Night School is a dim-witted, slapstick comedy that runs painfully long. Star Kevin Hart shifts his annoying antics into overdrive. He spends the film in a perpetual high-pitched squeal that grates the senses. Thankfully the supporting cast is filled with brilliant comedians. They level Hart's pestering with moments of scattered humor. Night School has an uplifting message, but it's delivered poorly. Director Malcolm D. Lee (The Best Man, Girls Trip) needed to rein in his lead and cut twenty minutes of runtime.
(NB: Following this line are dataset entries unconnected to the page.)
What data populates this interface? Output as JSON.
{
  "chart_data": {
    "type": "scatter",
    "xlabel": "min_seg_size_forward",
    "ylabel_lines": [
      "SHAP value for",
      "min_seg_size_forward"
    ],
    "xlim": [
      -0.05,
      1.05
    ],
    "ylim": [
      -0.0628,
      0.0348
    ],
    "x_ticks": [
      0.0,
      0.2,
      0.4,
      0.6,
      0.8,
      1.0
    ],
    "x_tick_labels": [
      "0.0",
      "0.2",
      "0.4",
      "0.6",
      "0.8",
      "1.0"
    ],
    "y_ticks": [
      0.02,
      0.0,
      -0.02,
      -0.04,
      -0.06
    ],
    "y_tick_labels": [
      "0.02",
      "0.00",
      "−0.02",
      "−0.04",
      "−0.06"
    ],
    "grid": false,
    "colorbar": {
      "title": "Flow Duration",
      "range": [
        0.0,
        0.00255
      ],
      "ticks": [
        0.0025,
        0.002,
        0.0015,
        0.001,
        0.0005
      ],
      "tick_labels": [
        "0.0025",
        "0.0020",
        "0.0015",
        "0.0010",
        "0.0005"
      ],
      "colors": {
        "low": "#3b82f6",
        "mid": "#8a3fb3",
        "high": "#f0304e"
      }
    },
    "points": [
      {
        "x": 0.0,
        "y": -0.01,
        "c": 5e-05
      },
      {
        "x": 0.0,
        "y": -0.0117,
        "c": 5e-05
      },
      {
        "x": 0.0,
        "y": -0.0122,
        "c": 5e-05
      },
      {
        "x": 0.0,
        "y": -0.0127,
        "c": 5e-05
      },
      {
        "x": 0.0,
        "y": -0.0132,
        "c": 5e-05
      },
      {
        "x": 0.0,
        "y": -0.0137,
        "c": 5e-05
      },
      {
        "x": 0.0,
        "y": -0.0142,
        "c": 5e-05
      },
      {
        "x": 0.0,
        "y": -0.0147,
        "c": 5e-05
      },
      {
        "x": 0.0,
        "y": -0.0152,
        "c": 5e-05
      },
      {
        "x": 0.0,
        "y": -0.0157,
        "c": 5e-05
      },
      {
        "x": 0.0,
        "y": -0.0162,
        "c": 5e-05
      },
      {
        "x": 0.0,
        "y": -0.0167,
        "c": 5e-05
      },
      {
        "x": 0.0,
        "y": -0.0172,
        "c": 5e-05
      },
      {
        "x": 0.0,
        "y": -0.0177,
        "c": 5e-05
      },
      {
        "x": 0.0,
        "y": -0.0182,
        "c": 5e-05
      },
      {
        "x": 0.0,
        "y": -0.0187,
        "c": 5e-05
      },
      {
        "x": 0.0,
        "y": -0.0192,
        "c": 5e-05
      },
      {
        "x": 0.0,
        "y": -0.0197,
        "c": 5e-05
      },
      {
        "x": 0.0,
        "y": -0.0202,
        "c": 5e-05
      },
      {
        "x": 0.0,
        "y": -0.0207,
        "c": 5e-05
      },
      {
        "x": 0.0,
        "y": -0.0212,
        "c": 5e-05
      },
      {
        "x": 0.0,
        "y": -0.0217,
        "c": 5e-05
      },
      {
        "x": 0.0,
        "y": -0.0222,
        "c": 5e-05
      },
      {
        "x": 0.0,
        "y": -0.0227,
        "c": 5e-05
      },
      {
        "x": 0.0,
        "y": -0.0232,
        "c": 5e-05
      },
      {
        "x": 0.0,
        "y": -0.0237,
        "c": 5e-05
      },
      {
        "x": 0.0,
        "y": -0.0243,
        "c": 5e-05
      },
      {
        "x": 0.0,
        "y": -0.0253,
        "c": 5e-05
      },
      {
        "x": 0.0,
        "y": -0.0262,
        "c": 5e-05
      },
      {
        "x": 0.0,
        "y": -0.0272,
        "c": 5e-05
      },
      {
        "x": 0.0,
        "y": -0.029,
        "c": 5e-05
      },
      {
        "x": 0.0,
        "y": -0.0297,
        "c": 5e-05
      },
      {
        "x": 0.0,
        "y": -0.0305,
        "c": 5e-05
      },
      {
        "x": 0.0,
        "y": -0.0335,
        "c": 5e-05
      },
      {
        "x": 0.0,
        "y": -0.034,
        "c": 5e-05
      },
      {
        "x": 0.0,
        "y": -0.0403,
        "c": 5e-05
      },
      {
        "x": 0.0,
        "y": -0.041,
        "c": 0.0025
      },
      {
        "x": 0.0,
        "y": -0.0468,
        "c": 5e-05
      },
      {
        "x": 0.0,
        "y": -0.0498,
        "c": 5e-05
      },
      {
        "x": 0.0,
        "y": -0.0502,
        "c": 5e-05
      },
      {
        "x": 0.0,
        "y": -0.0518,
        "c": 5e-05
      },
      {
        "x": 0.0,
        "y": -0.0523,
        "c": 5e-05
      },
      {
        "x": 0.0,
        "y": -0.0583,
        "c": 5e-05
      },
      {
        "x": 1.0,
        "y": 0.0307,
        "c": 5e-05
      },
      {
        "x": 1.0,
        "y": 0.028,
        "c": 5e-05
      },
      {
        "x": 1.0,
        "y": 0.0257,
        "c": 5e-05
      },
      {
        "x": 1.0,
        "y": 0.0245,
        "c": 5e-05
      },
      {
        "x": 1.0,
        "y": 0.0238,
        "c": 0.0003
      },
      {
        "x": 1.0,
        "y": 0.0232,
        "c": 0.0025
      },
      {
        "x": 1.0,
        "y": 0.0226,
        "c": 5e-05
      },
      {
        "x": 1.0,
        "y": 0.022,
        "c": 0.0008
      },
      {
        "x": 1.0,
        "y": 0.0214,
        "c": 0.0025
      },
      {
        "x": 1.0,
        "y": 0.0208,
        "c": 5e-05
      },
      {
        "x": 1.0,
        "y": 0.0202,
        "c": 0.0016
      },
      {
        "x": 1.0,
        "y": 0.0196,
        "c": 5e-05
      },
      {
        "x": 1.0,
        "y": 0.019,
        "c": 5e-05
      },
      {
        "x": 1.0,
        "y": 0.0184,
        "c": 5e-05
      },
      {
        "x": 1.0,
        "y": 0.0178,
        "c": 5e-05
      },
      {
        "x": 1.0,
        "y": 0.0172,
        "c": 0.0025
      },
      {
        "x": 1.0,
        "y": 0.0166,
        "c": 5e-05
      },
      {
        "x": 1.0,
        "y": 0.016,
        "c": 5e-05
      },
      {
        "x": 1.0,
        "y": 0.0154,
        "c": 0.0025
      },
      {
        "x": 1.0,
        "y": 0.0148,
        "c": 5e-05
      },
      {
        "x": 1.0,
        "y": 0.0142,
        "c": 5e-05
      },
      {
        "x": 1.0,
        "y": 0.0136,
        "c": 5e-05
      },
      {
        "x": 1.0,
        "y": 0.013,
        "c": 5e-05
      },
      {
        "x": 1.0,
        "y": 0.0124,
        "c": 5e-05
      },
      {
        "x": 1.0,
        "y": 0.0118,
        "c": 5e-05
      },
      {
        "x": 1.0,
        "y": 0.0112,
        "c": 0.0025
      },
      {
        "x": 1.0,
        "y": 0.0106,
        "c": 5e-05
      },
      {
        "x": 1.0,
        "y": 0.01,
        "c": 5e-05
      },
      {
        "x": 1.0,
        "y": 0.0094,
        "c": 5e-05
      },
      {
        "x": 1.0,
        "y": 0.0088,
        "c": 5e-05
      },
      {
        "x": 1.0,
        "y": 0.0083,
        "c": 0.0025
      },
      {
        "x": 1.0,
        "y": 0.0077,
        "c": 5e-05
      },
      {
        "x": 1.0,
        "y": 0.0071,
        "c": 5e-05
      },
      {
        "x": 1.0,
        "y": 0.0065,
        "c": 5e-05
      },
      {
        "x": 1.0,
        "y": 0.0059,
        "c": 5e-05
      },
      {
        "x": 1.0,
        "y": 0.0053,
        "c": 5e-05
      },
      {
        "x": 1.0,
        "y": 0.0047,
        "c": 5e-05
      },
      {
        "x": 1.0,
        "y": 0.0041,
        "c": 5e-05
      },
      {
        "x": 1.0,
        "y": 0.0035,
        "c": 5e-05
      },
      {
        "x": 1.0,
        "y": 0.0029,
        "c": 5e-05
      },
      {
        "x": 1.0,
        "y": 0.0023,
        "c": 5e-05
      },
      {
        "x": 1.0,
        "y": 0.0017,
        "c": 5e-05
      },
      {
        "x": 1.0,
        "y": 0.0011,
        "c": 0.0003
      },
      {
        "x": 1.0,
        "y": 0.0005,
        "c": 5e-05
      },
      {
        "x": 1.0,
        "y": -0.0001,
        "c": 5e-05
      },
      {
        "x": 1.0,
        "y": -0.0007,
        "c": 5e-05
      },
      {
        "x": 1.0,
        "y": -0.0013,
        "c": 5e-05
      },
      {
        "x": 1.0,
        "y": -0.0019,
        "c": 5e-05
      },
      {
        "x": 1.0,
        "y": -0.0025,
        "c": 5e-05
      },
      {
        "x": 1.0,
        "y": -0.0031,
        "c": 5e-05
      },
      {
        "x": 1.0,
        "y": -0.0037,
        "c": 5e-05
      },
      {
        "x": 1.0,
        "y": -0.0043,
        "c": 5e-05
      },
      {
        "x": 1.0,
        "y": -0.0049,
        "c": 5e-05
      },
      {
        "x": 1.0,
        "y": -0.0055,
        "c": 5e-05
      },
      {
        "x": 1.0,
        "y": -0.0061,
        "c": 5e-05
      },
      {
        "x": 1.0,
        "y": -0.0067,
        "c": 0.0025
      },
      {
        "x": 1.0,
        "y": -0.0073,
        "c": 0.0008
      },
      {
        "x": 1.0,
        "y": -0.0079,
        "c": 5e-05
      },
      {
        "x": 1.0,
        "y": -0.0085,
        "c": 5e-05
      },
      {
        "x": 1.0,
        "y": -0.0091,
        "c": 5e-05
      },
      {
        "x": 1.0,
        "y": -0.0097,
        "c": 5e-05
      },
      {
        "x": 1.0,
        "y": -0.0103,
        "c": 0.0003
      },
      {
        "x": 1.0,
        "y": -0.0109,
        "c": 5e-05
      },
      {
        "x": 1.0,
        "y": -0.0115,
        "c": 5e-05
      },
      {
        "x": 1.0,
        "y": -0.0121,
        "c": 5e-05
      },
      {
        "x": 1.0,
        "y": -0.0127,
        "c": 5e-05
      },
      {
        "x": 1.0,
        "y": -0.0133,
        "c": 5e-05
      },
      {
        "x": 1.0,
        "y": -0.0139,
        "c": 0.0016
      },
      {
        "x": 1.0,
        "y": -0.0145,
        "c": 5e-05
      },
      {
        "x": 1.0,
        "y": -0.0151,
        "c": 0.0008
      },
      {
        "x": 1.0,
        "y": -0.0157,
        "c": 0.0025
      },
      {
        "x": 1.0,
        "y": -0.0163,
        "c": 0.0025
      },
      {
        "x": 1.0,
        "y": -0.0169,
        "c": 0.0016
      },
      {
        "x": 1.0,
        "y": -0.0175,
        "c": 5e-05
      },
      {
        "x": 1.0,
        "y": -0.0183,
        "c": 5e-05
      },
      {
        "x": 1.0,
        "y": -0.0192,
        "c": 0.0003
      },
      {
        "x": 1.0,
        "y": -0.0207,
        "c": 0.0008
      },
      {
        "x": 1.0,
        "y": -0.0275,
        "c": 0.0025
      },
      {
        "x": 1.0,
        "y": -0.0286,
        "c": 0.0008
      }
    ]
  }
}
Kevin Hart plays Teddy Walker, the top salesman at a store that sells barbecue grills. He drives a porsche, lives in a fancy duplex, and has a beautiful girlfriend, Lisa (Megalyn Echikunwoke). But it's all a facade. Teddy lives paycheck to paycheck, keeping up his successful image to impress Lisa and her high-brow friends. Everything comes crashing down after his disastrous marriage proposal. Teddy's forced to look for a new job, but is continually rejected. Teddy is a high school dropout. He decides to return to school and get his GED. Night School proves much more difficult than expected. The no-nonsense teacher (Tiffany Haddish), and his former rival turned school principal (Taran Killam), gasp, demand that Teddy does the schoolwork.

Night School wears thin quickly. The script's entire purpose is to set up bumbling interactions for Kevin Hart. These scenes have Hart going overboard with his blaring, jittery spiel. They become tiresome in short order. Hart is a good comedic actor, but his success on screen comes in measured performances. He's a scene stealer in Central Intelligence and Jumanji: Welcome to the Jungle because of this approach. Night School has Hart unbridled and running wild. He produced the film, so it's his show to run. Hart needed a counterpart in the filmmaking process to provide a balancing critique.

Related: Night School Trailer #2 Has Tiffany Haddish Giving Kevin Hart a Beatdown

The supporting players save Night School from being a total loss. Tiffany Haddish, Rob Riggle, Romany Malco, and Mary Lynn Rajskub provide the majority of laughs. These are seasoned comedians who work well freelancing in a script's parameters. I'm assuming that the funnier group scenes were improvised. Rapper Fat Joe deserves a nod as well. He co-stars as Bobby, a prisoner who's taking the class online. Night School would have been vastly more entertaining if the focus were on Teddy's classmates.

Night School has an important message about diagnosing learning disabilities. Teddy, who has been branded as dumb his entire life, suffers from a wide range of learning disorders. His dyslexia is shown to the audience from the start. Visual effects are used to illustrate how Teddy sees jumbled numbers and words. From Universal Pictures, Night School lauds the dedicated teachers who help students like Teddy get an education. It does so inartfully, but deserves a modicum of credit for trying.